A Gaza, des clans, autrefois partenaires du Hamas, le défient: simple nuisance ou véritable menace ?
Alors que la guerre s'éternise et que l'aide humanitaire se raréfie, des clans lourdement armés se dressent ouvertement le groupe terroriste : Pourraient-ils être des partenaires viables pour Israël ?
La semaine dernière, une puissante famille de Gaza a échangé des coups de feu avec des hommes armés du Hamas dans un grand hôpital de Khan Younès. Un conflit qui s’est terminé par des véhicules incendiés et par des équipements détruits.

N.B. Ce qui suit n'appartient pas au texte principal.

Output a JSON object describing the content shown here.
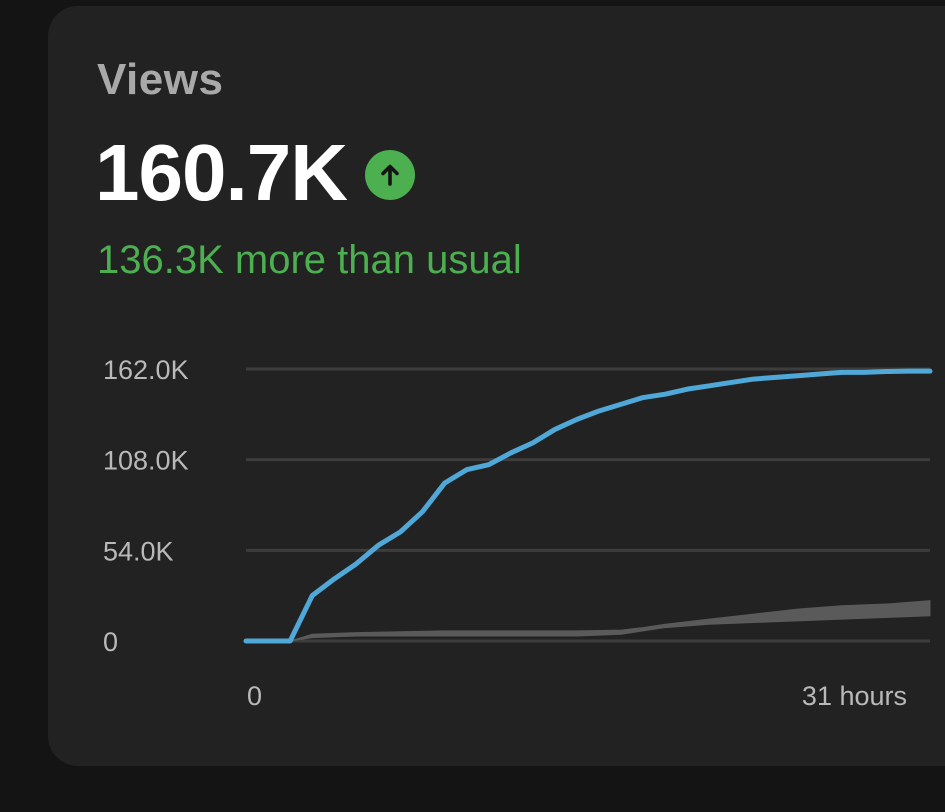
{
  "card": {
    "title": "Views",
    "value": "160.7K",
    "trend_icon": "arrow-up-icon",
    "comparison": "136.3K more than usual",
    "colors": {
      "current_line": "#4fa8d8",
      "typical_band": "#5a5a5a",
      "positive": "#4caf50"
    }
  },
  "chart_data": {
    "type": "line",
    "xlim": [
      0,
      31
    ],
    "ylim": [
      0,
      162000
    ],
    "y_ticks": [
      "162.0K",
      "108.0K",
      "54.0K",
      "0"
    ],
    "y_tick_values": [
      162000,
      108000,
      54000,
      0
    ],
    "x_ticks": [
      "0",
      "31 hours"
    ],
    "x_tick_values": [
      0,
      31
    ],
    "grid": true,
    "series": [
      {
        "role": "current",
        "x": [
          0,
          1,
          2,
          3,
          4,
          5,
          6,
          7,
          8,
          9,
          10,
          11,
          12,
          13,
          14,
          15,
          16,
          17,
          18,
          19,
          20,
          21,
          22,
          23,
          24,
          25,
          26,
          27,
          28,
          29,
          30,
          31
        ],
        "values": [
          0,
          0,
          0,
          27000,
          37000,
          46000,
          57000,
          65000,
          77000,
          94000,
          102000,
          105000,
          112000,
          118000,
          126000,
          132000,
          137000,
          141000,
          145000,
          147000,
          150000,
          152000,
          154000,
          156000,
          157000,
          158000,
          159000,
          160000,
          160000,
          160500,
          160700,
          160700
        ]
      },
      {
        "role": "typical-range",
        "x": [
          0,
          2,
          3,
          5,
          7,
          9,
          11,
          13,
          15,
          17,
          18,
          19,
          21,
          23,
          25,
          27,
          29,
          31
        ],
        "low": [
          0,
          0,
          2000,
          3000,
          3000,
          3000,
          3000,
          3000,
          3000,
          4000,
          6000,
          8000,
          10000,
          11000,
          12000,
          13000,
          14000,
          15000
        ],
        "high": [
          0,
          0,
          4000,
          5000,
          5500,
          6000,
          6000,
          6000,
          6000,
          6500,
          8000,
          10000,
          13000,
          16000,
          19000,
          21000,
          22000,
          24000
        ]
      }
    ]
  }
}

Le Hamas et le clan Barbakh se sont mutuellement accusés d’avoir été à l’origine de cet affrontement survenu au sein de l’établissement hospitalier : alors que le Hamas a affirmé avoir voulu s’en prendre à un membre de la famille Barbakh qui avait volé des aides humanitaires – le groupe terroriste attribuant également au clan la responsabilité de dégâts qui avaient été causés à l’hôpital – les médias qui s’opposent au Hamas ont prétendu que des hommes de l’organisation au pouvoir dans la bande s’étaient réfugiés à l’intérieur de l’hôpital Nasser après avoir assassiné un membre de cette grande famille.
Cette confrontation sur le terrain s’est ensuite transformée en guerre des mots. La famille Barbakh s’en est prise au groupe dans un message qui a été posté sur une chaîne Telegram qui rassemble des opposants au Hamas – une chaîne populaire – un message qui a prétendu que depuis la prise de contrôle du territoire par le groupe terroriste en 2007, « la famille Barbakh a payé le prix de ses positionnements et elle a subi les répressions du Hamas ».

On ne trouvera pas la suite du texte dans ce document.